The two most important tools are:
- Google Rich Results Test: Tests whether your schema is eligible for rich results and flags any missing required or recommended properties.
- org Validator: Provides a more general syntax check and highlights errors or warnings.
Common problems include:
- Syntax errors: Usually missing commas, colons, or braces. Validators will point you to the exact line.
- Invalid properties: Adding a property that doesn’t belong to that schema type.
- Missing fields: Forgetting to include required properties like name or address.
Troubleshooting means comparing your schema against the official documentation and making sure your markup matches the content on your page. Schema that doesn’t reflect visible content can be considered spammy and ignored.
JSON and AI Prompts
JSON has become a central format not only for structured data, but also for working with AI systems. Large language models like ChatGPT, Gemini, and Claude often accept and return JSON-formatted instructions. The structured approach of JSON reduces ambiguity and ensures predictable outputs.

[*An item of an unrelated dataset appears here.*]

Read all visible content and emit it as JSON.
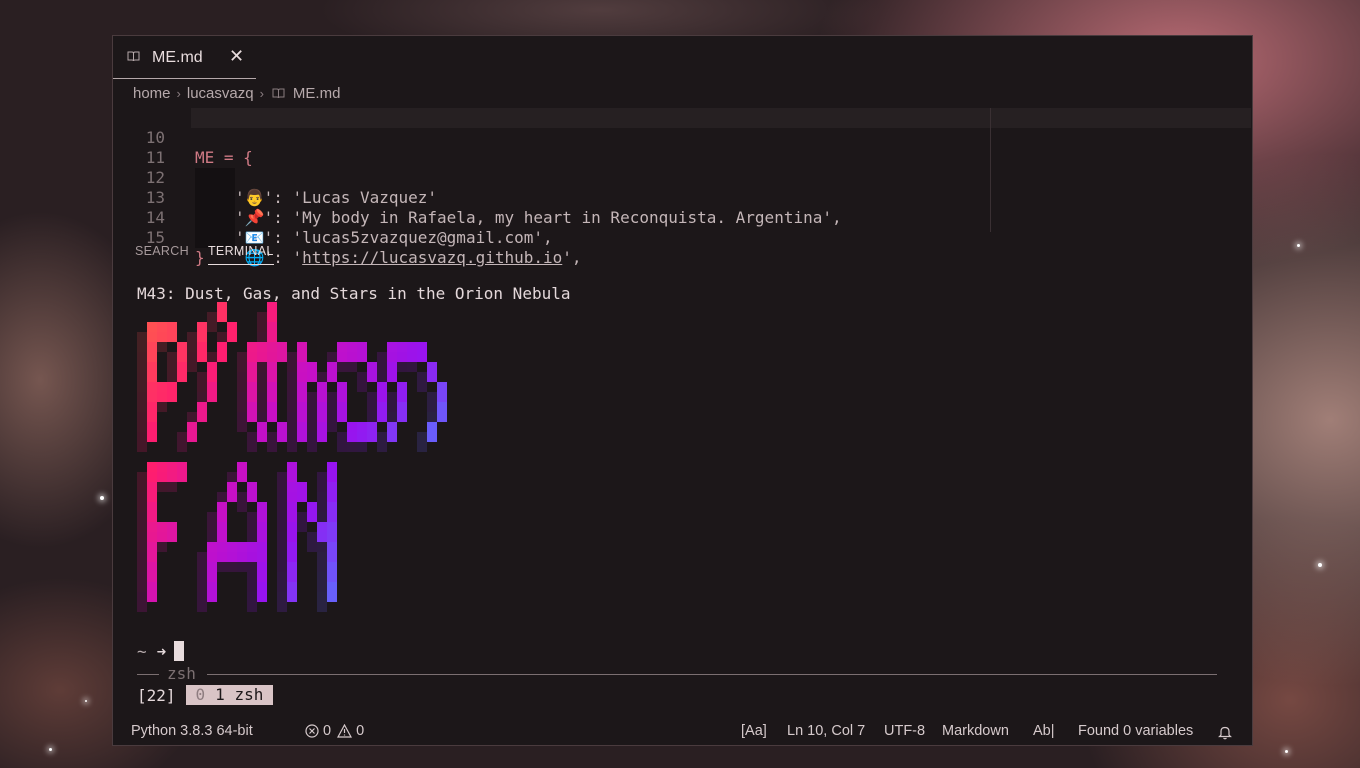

For example, you could design a JSON prompt like this:
{ "task": "Write meta description", "input": "Product: Stainless Steel Water Bottle, 750ml", "constraints": { "length": "155 characters max", "style": "informative, persuasive" }, "output": "string" }
This prompt tells the AI exactly what is required, what constraints to follow, and what format to return the output in. SEOs can use this technique to scale content creation workflows, from writing meta descriptions to generating FAQs, while maintaining consistency and accuracy.
The overlap between JSON-LD and AI JSON prompts is clear: both are about giving machines structured, unambiguous data to work with.
Advanced Uses
JSON-LD has evolved beyond being just a tool for rich snippets. Its role is central to how search engines and AI interpret the web.
Entity-first SEO. Modern SEO is about entities, not just keywords. JSON-LD helps connect your content to recognised entities by using properties like sameAs with authoritative links to Wikidata, LinkedIn, or official social profiles. This builds stronger connections in Google’s Knowledge Graph, making your brand more likely to appear in entity-based search results and AI answers.
Multimodal schema. JSON-LD is also expanding into describing non-textual content. You can now use schema to mark up podcasts, videos, images, and even datasets. This structured information helps AI systems surface your content in multimodal search environments, where users may ask questions that blend text, images, and video.
In short, JSON-LD is no longer optional. It’s a foundation for how your content is understood and surfaced across both traditional search results and AI-driven discovery systems.
Conclusion
JSON-LD remains the simplest, most effective way to add structured data to your site. It helps win rich results, builds connections to entities, and ensures your site is ready for AI-driven search experiences. Start with basic schemas, validate carefully, and then scale across your site. In 2025, structured data is not only about SEO, it’s also about bridging your content to AI systems.